Next-Generation Model Development Group

Figure: Cubic grid(left top) and icosahedral grid(left bottom). Right figure shows the result of life-cycle experiment of extratropical cyclones by the icosahedral atmospheric model with 3.5km grid.

We are developing super-high resolution atmospheric and oceanic general circulation models, which can be run efficiently on the "Earth Simulator". In order to explicitly resolve clouds for the atmosphere, it is necessary to cover the the entire globe with less than 5km mesh. For the ocean, explicit resolving of mesoscale eddies requires less than 10km grid size. For these purposes, we do not employ the traditional latitude-longitude grid. Instead, we use quasi-uniform grid systems, which are advantageous for parallel-computation and calculation of physical processes.

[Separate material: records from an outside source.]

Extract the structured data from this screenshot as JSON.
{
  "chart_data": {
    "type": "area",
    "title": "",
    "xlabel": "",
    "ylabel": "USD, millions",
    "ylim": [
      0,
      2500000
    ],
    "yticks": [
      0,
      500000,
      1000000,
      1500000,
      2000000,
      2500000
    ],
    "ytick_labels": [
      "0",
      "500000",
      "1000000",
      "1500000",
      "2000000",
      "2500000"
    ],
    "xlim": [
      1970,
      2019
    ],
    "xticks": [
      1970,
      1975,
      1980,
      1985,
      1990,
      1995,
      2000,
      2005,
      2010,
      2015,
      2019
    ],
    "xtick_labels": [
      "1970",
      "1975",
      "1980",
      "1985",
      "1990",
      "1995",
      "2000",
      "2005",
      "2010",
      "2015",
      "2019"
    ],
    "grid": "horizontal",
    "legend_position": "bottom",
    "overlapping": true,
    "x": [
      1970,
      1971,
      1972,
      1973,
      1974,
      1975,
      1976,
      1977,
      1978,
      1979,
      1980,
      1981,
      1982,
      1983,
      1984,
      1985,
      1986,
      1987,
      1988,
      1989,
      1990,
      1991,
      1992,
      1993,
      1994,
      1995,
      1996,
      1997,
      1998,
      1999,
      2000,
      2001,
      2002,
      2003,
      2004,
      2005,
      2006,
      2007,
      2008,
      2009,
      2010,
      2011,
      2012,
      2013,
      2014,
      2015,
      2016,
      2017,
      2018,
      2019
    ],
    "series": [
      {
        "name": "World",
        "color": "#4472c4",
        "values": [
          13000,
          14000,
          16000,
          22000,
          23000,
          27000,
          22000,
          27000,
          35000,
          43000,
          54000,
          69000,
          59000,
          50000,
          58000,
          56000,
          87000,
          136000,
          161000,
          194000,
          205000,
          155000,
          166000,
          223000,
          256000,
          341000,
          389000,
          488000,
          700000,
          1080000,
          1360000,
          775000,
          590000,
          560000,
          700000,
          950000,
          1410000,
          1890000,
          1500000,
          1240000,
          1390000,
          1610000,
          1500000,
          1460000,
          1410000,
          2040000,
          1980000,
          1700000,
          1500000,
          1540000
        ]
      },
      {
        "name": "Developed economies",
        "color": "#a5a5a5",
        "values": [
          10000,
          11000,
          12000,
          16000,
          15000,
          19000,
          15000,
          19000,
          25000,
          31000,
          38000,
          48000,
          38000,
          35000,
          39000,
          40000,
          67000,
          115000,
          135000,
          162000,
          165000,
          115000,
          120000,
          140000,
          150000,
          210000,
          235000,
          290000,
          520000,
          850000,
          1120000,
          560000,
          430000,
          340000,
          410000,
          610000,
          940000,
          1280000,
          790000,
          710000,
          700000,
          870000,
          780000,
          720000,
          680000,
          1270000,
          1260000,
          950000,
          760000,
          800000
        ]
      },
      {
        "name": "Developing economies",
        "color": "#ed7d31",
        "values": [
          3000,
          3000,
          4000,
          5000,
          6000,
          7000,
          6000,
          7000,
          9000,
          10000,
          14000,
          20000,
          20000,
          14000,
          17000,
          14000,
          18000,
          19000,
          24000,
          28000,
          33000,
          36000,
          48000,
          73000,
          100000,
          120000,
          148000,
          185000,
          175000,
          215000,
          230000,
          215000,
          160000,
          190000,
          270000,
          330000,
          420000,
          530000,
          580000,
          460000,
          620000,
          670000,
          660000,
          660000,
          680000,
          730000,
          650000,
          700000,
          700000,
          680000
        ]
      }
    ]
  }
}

The atmospheric modeling subgroup is developing a global cloud resolving model based on the non-hydrostatic equations by using an icosahedral grid structure as the horizontal mesh. With this model, we can explicitly calculate cloud physical processes including various transformations of water substance such as cloud water, rain, snow, and graupel. By directly resolving clouds and avoiding cumulus parameterizations with our new model, it is hoped that this model will lead to breakthrough of predictions of hydrological cycle and climate change.

The oceanic modeling subgroup is developing an oceanic general circulation model by using the cubic grid. We expect that the mass and heat transport caused by the mesoscale eddies can be studied in the world ocean using this new model without parameterizations. In parallel to this development, we also carry out eddy-resolving calculation of the southern ocean as a first step to the study of the world ocean eddy activities.